池乔想了想,说,“不如给花少爷去封信,让他打探打探段公子的未婚妻是怎样的人,让他给小姐具体写一下,好让小姐心里有个数,若段公子不喜欢他那未婚妻,那小姐就有希望了,若段公子很喜欢他那未婚妻,小姐就要想想,是不是非要这个段公子不可了。
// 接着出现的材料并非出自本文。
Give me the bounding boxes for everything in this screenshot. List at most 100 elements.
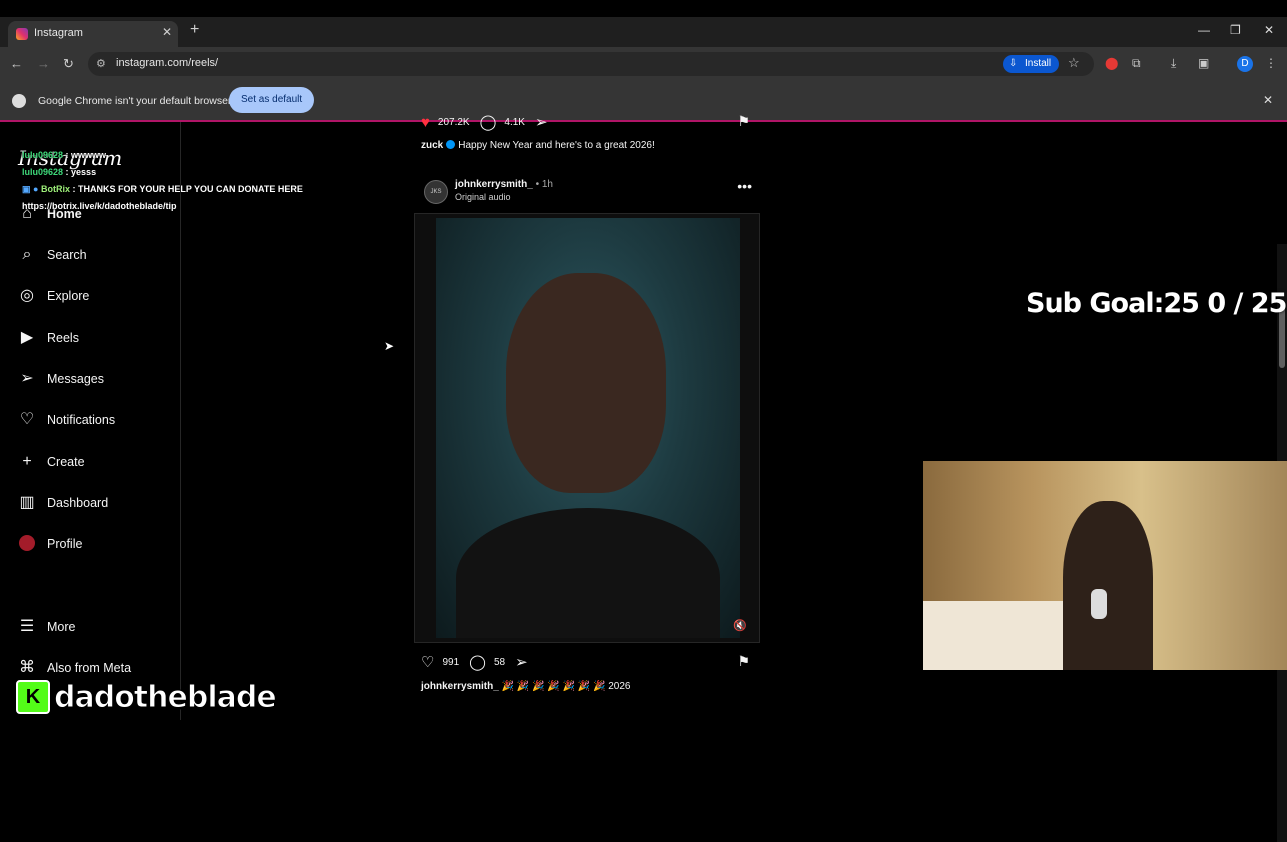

”
吕如宁觉得这个方法挺好,便回府写信,写好后就让人快马加鞭送到了花千冰手上。
花千冰刚任衡州太守,对衡州的一切都不熟悉,可段萧与宋繁花还是听过的,但宋繁花具体长什么样,性格如何,段萧到底爱不爱她,花千冰却是不知道的,因为花千冰来了之后宋繁花就走了,关于宋繁花的长相、性格以及她与段萧之间的感情,全都是道听途说来的,他其实也知道,道听途说来的消息十有八九不可靠,但如今,他也只能这般回了。
花千冰信中写的宋繁花憨傻呆蠢、性子粗鄙、小时候打架,长大了赌坊酒楼红妓馆都逛,在衡州几乎是臭名昭著,当然,这是传言。
而传言是否属实,花千冰就不管了。
他将信封装好,寄回京。
段萧坐在轿子里,从袖口里取出信,他原以为这信是宋繁花寄给他的,可不是,是韩廖寄的,他想,罢了,那个女人若是能想到给他写信,那真是太阳要从西边出了,他摇摇头,轻笑一声,将信展开,一展开,入目的第一句话就是——“你未婚妻红杏出墙了。”